On Mon, Jul 02, 2018 at 03:32:22PM -0700, internet-drafts@ietf.org wrote:
> 
> A New Internet-Draft is available from the on-line Internet-Drafts directories.
> This draft is a work item of the Crypto Forum RG of the IRTF.
> 
>         Title           : Randomness Improvements for Security Protocols
>         Authors         : Cas Cremers
>                           Luke Garratt
>                           Stanislav Smyshlyaev
>                           Nick Sullivan
>                           Christopher A. Wood
> 	Filename        : draft-irtf-cfrg-randomness-improvements-01.txt
> 	Pages           : 7
> 	Date            : 2018-07-02
> 
> Abstract:
>    Randomness is a crucial ingredient for TLS and related security
>    protocols.  Weak or predictable "cryptographically-strong"
>    pseudorandom number generators (CSPRNGs) can be abused or exploited
>    for malicious purposes.  The Dual EC random number backdoor and
>    Debian bugs are relevant examples of this problem.  This document
>    describes a way for security protocol participants to mix their long-
>    term private key into the entropy pool(s) from which random values
>    are derived.  This augments and improves randomness from broken or
>    otherwise subverted CSPRNGs.

As an engineer working with embedded / constrained systems, it's
refreshing to see this work.  Thanks!

I've not had the opportunity to contribute an RFC before, so I'm
unfamiliar with the process.  I'm interested in doing an extension /
follow-on to this RFC that would use ephemeral shared secrets derived
from DHE or ECDHE.

The scenario being: a constrained device, on first boot, empty entropy
pool.  It uses it's long-term private key to seed the pool as you've
outlined.

Then, to strengthen the pool, it does DHE/ECDHE negotiations with
multiple peers on it's local network.  The ephemeral shared secret from
each of those negotiations is then fed into the entropy pool.  How to do
this securely would be the bulk of the proposed RFC.

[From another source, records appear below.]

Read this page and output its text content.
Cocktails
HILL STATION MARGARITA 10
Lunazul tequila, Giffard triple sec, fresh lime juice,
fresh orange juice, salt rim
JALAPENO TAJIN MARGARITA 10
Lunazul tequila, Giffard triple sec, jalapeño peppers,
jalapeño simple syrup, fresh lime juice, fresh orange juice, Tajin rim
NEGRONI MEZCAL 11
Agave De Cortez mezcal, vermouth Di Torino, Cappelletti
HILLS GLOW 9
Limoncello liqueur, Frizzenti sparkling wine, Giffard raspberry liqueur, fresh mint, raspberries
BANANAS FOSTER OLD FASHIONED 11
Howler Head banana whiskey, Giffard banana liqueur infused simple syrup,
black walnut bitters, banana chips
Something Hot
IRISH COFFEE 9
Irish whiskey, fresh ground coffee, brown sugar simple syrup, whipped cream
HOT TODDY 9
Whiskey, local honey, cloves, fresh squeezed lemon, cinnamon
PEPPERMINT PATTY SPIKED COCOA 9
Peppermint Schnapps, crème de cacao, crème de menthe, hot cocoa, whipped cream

Questions the RFC would address:

 - Zero-credit is a safe default, what is a safe margin to credit the
   entropy pool for each shared-secret contribution, if any?

 - Threat model to mitigate: Network observer gaining info about the
   state of the pool.

 - Threat model to mitigate: One or more (all?) peers independently, in
   concert, or in concert with network observer using their knowledge of
   one or more shared secrets to gleen information about the state of
   the entropy pool.

 - Threat model to mitigate: One or more active attackers using chosen
   private/public ephemeral key pairs to manipulate the state of the
   entropy pool.  Possibly by flooding.  This could be limited to the
   number of connections initiated by the client desiring seeding
   material.  Resilience to this threat model would enable servers
   (connection receivers) to take advantage of this source as well.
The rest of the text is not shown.